Wednesday, December 2, 2009

Gallery Review 4: "From the Spoon to the City" @ LACMA




This is a review of "From the Spoon to the City" which comprises a collection of objects designed by architects from LACMA's collection.  The exhibit gets its title from a quote by Italian architect Ernesto Rogers who declared that he wanted to design everything "from the spoon to the city", meaning that he did not only want to design buildings but also everything within them and the context within which the building is situated.  The exhibition only focuses on "the spoon", that is objects that go inside a building rather than on urban planning or landscape design (which would have been interesting to see).

"From the Spoon to the City" investigates the motives of the architect when designing that which is not a building.  Often the architect is motivated by a desire for a more holistic design, one that completely integrates the building with its furnishings.  In this model, each facet of design exists in dialogue with every other object so that each object simultaneously represents a complete design solution as well as an aspect that informs and dictates the total design.  The other motivation explored in the exhibition is the architect's necessity to realize novel often complex design schemes within a more viable format.  Architects frequently have grand design schemes that they need to test, but cannot afford to do so on the scale of an actual building; therefore, the smaller scale of furnishing provides the architect with a less costly medium in which to experiment.  The third motivation, which is not intentionally addressed by the exhibition is the architect's desire to control everything, to be the ultimate designer of society.

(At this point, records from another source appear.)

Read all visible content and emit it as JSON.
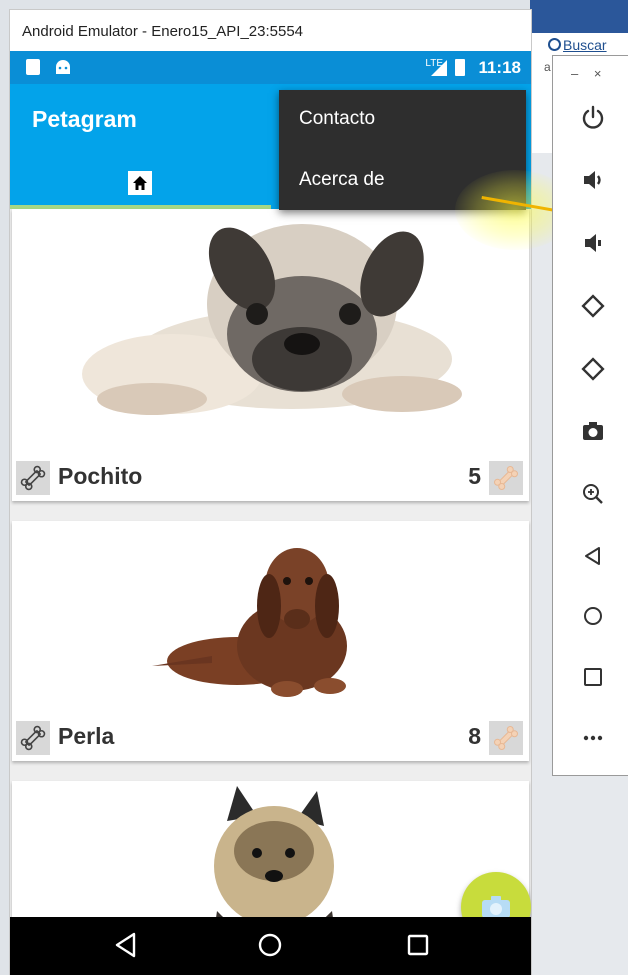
{
  "window": {
    "title": "Android Emulator - Enero15_API_23:5554"
  },
  "desktop": {
    "search_label": "Buscar",
    "side_letter": "a"
  },
  "statusbar": {
    "network": "LTE",
    "time": "11:18"
  },
  "app": {
    "title": "Petagram"
  },
  "menu": {
    "items": [
      {
        "label": "Contacto"
      },
      {
        "label": "Acerca de"
      }
    ]
  },
  "pets": [
    {
      "name": "Pochito",
      "likes": "5"
    },
    {
      "name": "Perla",
      "likes": "8"
    },
    {
      "name": "",
      "likes": ""
    }
  ],
  "panel": {
    "window_controls": "– ×",
    "controls": [
      "power-icon",
      "volume-up-icon",
      "volume-down-icon",
      "rotate-left-icon",
      "rotate-right-icon",
      "camera-icon",
      "zoom-icon",
      "back-icon",
      "home-icon",
      "overview-icon",
      "more-icon"
    ]
  },
  "colors": {
    "appbar": "#03a3ea",
    "statusbar": "#0a8ed6",
    "tab_indicator": "#a6d785",
    "fab": "#c8dc3c",
    "menu": "#2e2e2e"
  }
}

This obsessive compulsion is born out of the fetish to act as god that is within each of us.  This motivation will scant be acknowledged and is destined to failure.  Take for example Le Corbusier's machine-like homes in which he designed every facet of the home and its furnishings with the notion that design could mold humans and provide a more efficient and productive life.  Society never changed as a result of his design, his dream was never realized because he forgot that humans are not calculated machines, but rather are distinct compassionate beings that respond primarily to emotion.  Unfortunately those grand illusions that architects can design a better society have not completely disappeared and as evidenced by this exhibition probably won't.

Although I criticized the idealism of architects, I actually really liked Frank Gehry's Bubbles Lounge Chair.  I should preface this by saying I don't tend to like Gehry's buildings, in fact I find them baroque and ostentatious and think that his work has become repetitive.  But much to my chagrin I even started to like some of his architecture.

I thought the Bubbles Lounge Chair was an ingenious design; the beautiful folds of cardboard represented a union of high design and low-cost material to create a piece that was both art and furniture for the masses.  The chair is constructed entirely of corrugated cardboard, a material that is often viewed as waste and disposed of.  However, Gehry has managed to transform the throwaway material into furniture that is cheap enough that anyone can afford it yet it employs an ingenious design of sensuous curves that visually articulates the sensation of lounging in the chair. 

The use of cardboard makes the Bubbles Lounge Chair essentially a readymade and thus proves that objects can have many purposes if a designer conceives of it.  This realization encourages all people to reevaluate the uses of objects and materials that exist in everyday life.  Gehry's readymade is different than Duchamp's Fountain because Duchamp made a usable object unusable, while Gehry has recycled what would normally be considered unusable and made it useful.  In this sense Gehry's readymade is much more similar to Duchamp's Bottle Rack.  Both works transform industrial materials that would have likely been scrapped into utilitarian art objects.

Frank Gehry, Bubbles Lounge Chair, 1987





Duchamp, Bottle Rack, 1914

















Gehry's interest with unfinished or "throwaway" industrial materials as seen in the Bubbles Lounge Chair actually has its origins in his architecture.  Just look at Gehry's own residence in Santa Monica where he built a shell of corrugated metal, plywood, and chain link fence around a preexisting bungalow house.  Gehry created a visual deconstruction of the home by making the usually invisible materials of construction visible and expanding the role of those materials from structural support to aesthetic design.  The Bubbles Lounge Chair is an example of the architect experimenting with the same principles of recycling readymade materials, deconstructing the understanding of a material's purpose, and reconfiguring structural components to create aesthetic design.  Both Gehry's Santa Monica Home and Bubbles Lounge Chair marries high design principles with low-brow materials to deconstruct the barriers that separate high and low design.  Furthermore, the Bubbles Lounge Chair breaks down the barriers between art and utilitarian objects because it is affordable for anybody but also found in museums and homes of high-art collectors.  This result is a much needed democratization that destroys the distinctions of high and and low design.  Ultimately, it encourages the untrained designer to reevaluate common materials and even garbage in order produce a recycled, aesthetically pleasing, and functional design.